MIKE PESCA: Mike Napoli - Napoli. It's fun to say. Napoli.
UNIDENTIFIED GROUP: Napoli. Napoli. Napoli. Napoli.
PESCA: Rangers fans were screaming in the sixth inning as their slugging catcher and sometimes first baseman Mike Napoli came to bat. Edwin Jackson, the Cardinals starter, seemed to be auditioning for the lead of the newest show of the fall season: "Walking Texas Rangers." He'd just given out his seventh free pass, and was lifted in favor of reliever Mitchell Boggs.
Despite Jackson's wildness, the Rangers had only managed one run up to that point, and there was a palpable sense in the ballpark that the Cardinals needed to pay. It took one pitch for some frontier justice, as the Texas Rangers Radio Network had the call.
(SOUNDBITE OF RADIO BROADCAST)
UNIDENTIFIED MAN #1: The set, a high-leg kick, and the pitch. Swung on and belted, deep left field. If it's fair, it's gone. It's way back in the corner. It is history. A three-run Jimmy Jack for Mike Napoli.
PESCA: The Napoli knack for Jimmy Jacks was equaled by Rangers starter Derek Holland's performance on the mound. He brought a two-hitter into the ninth, when, with one on, Rangers manager Ron Washington came out to lift the wispy-lipped lefty. Again, the Rangers Radio Network.
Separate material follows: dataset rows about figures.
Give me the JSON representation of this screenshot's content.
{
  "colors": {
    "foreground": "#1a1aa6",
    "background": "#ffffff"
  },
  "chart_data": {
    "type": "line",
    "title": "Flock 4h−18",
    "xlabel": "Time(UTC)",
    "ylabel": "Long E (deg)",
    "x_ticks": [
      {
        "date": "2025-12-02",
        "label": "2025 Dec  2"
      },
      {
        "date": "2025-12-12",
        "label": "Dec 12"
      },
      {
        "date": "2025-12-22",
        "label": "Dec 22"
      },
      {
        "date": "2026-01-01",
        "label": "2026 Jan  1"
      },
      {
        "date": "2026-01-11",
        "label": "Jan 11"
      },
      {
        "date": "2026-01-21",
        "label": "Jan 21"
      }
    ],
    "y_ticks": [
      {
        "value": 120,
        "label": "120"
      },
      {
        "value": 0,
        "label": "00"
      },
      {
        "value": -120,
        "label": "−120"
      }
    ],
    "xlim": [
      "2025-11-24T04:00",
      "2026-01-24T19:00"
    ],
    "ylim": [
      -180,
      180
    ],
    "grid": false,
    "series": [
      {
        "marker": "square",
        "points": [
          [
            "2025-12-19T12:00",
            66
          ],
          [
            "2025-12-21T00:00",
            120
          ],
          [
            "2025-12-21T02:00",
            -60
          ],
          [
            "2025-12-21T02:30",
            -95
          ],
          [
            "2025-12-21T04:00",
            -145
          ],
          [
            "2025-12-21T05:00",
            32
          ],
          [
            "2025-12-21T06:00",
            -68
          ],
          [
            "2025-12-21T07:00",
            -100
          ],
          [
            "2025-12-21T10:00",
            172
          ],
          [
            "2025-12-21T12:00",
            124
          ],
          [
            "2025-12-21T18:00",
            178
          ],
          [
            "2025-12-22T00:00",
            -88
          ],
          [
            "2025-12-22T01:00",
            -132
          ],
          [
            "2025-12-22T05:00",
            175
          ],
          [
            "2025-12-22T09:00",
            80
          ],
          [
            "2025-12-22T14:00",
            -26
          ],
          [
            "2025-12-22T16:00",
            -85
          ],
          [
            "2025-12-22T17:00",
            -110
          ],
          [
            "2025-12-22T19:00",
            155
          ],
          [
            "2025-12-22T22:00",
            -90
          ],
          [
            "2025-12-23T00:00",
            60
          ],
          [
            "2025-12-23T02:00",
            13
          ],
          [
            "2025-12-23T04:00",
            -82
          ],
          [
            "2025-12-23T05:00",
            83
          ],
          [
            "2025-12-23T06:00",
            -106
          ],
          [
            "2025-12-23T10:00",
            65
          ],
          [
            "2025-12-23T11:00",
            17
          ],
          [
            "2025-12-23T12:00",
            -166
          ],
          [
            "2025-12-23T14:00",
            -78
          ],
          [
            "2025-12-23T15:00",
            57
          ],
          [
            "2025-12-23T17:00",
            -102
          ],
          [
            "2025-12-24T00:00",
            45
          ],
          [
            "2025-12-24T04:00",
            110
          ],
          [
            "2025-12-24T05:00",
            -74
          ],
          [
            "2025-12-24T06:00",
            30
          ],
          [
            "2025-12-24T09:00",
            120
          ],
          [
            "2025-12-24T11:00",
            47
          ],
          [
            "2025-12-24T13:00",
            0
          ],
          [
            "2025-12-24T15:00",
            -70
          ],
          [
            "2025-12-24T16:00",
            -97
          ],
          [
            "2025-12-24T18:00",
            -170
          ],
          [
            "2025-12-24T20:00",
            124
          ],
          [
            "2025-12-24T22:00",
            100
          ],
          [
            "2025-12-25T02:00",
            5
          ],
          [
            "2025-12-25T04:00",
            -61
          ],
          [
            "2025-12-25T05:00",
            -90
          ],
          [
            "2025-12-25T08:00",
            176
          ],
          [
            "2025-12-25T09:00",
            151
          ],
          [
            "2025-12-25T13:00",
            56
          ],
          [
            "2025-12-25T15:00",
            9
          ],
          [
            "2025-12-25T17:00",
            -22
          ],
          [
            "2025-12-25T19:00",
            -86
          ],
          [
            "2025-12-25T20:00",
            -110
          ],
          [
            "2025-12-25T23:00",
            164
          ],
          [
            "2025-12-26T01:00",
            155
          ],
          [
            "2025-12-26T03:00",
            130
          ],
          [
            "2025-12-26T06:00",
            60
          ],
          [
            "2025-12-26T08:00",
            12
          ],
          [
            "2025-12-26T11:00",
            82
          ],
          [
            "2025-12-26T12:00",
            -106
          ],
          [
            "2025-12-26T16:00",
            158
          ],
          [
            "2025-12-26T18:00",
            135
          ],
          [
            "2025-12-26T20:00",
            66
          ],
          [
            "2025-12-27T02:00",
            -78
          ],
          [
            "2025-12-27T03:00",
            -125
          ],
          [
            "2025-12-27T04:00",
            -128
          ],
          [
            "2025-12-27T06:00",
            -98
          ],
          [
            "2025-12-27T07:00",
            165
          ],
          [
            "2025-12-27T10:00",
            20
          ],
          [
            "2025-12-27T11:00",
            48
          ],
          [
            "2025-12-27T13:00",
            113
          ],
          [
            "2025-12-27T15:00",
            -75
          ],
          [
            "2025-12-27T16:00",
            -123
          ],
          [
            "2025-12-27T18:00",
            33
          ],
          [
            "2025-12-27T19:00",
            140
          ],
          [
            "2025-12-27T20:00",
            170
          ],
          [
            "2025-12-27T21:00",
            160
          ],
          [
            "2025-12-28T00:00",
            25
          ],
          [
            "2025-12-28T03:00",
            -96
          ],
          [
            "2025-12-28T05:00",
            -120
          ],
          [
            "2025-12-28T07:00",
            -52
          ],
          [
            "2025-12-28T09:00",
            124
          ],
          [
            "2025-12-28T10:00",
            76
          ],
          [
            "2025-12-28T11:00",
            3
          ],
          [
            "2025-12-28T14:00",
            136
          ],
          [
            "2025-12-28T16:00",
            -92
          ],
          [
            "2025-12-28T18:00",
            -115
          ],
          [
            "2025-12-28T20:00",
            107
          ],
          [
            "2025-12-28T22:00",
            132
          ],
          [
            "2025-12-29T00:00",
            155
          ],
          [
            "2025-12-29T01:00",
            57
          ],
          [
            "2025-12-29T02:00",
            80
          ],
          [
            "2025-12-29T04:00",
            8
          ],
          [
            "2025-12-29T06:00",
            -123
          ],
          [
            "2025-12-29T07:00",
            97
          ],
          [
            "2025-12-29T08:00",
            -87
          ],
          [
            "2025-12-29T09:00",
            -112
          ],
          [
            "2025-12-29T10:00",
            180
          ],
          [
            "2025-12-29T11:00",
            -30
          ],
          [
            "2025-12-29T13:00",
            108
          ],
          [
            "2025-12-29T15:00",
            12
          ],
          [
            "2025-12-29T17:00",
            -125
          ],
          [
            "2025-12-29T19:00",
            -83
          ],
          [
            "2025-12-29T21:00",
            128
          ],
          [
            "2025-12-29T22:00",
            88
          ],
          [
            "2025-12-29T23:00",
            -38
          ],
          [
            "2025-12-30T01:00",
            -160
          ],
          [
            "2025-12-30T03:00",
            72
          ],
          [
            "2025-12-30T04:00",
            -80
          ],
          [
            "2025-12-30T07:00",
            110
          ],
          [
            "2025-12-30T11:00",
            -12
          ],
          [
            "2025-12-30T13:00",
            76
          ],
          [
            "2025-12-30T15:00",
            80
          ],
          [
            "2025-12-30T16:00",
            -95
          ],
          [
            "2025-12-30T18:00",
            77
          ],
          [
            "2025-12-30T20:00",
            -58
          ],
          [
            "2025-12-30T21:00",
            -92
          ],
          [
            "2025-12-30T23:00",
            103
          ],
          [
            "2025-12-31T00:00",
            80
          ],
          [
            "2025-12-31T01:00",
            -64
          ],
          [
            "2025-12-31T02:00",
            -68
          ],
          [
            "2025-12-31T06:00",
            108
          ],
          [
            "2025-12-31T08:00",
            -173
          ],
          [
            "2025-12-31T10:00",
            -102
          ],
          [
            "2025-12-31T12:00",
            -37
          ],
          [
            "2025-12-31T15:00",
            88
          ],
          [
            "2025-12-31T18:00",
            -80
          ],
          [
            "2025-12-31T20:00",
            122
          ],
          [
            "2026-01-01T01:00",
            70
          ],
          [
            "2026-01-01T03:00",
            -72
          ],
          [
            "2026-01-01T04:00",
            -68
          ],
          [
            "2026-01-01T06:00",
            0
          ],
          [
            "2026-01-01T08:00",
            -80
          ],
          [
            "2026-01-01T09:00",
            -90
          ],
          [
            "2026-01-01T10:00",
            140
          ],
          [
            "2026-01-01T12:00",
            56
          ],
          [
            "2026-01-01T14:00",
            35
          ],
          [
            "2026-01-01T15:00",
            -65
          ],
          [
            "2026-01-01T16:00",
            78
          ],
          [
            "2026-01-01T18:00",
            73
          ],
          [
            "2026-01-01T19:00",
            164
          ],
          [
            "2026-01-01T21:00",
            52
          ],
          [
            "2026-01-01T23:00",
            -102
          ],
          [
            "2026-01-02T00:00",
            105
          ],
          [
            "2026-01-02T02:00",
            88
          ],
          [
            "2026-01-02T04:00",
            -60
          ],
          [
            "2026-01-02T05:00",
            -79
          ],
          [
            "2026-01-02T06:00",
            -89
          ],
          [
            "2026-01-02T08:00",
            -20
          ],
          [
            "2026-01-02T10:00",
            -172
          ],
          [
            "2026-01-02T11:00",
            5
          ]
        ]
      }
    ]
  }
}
(SOUNDBITE OF RADIO BROADCAST)
UNIDENTIFIED MAN #2: The entire infield is listening in on the conversation between Ron Washington and Derek Holland. He has...
PESCA: Ever wonder what gets said in those moments when the pitcher wants to stay in to finish the job, but the manager knows better? After the game, Derek Holland recounted the dialogue.
DEREK HOLLAND: I was doing everything I could. I was like, look, Wash, you know, I've made it this far. I've been working my butt off. Come on, you know. Let me get this. And he's like, no, you ain't going to do that son. You're going to get out of there. Just listen to the crowd on your way out. I can get the double play. I'm telling you. I'm going to do everything I can. I'm going to get this double play.
RON WASHINGTON: And I told I knew he can.
PESCA: Rangers manager Ron Washington.
WASHINGTON: I knew you can get that ground ball double play, but I'm going to Nefi.
HOLLAND: I was like, come on. Wash.
WASHINGTON: He was begging. I just told him if you want to stay out here, get on your knees.
(SOUNDBITE OF LAUGHTER)
WASHINGTON: He walked off the field.
HOLLAND: Can't win that argument. And out I went.
PESCA: To the cheers of the crowd and the fastball of Rangers closer Neftali Feliz, who preserved the four-to-nothing victory.
Holland is, in turns, insouciant and intense. He revels in the pre-game playful slap his manager bestows upon him, and he's started to think of each game as a boxing match. He sits on his stool between rounds, imagining his manager as playing the role Christian Bale won an Oscar for in the movie "The Fighter." Some Rangers just shrug and laugh. I think it's great if it works, his decidedly more laconic teammate Colby Lewis says.
It will now be up to the Cardinals to respond to the shutout with as much professionalism as the Rangers responded to the 16-7 drubbing they took two nights ago.
Last night's game wasn't literally a must-win for the Rangers, but consider that when a team loses to go down three games to one, they have a less than 15 percent chance of winning the series. Teams that even a series, as the Rangers have just done, go on to win the championship at a better than 50 percent clip. There are, however, no known stats for when a pitcher takes to his knees to beg in the ninth inning.
Mike Pesca, NPR News, Arlington, Texas.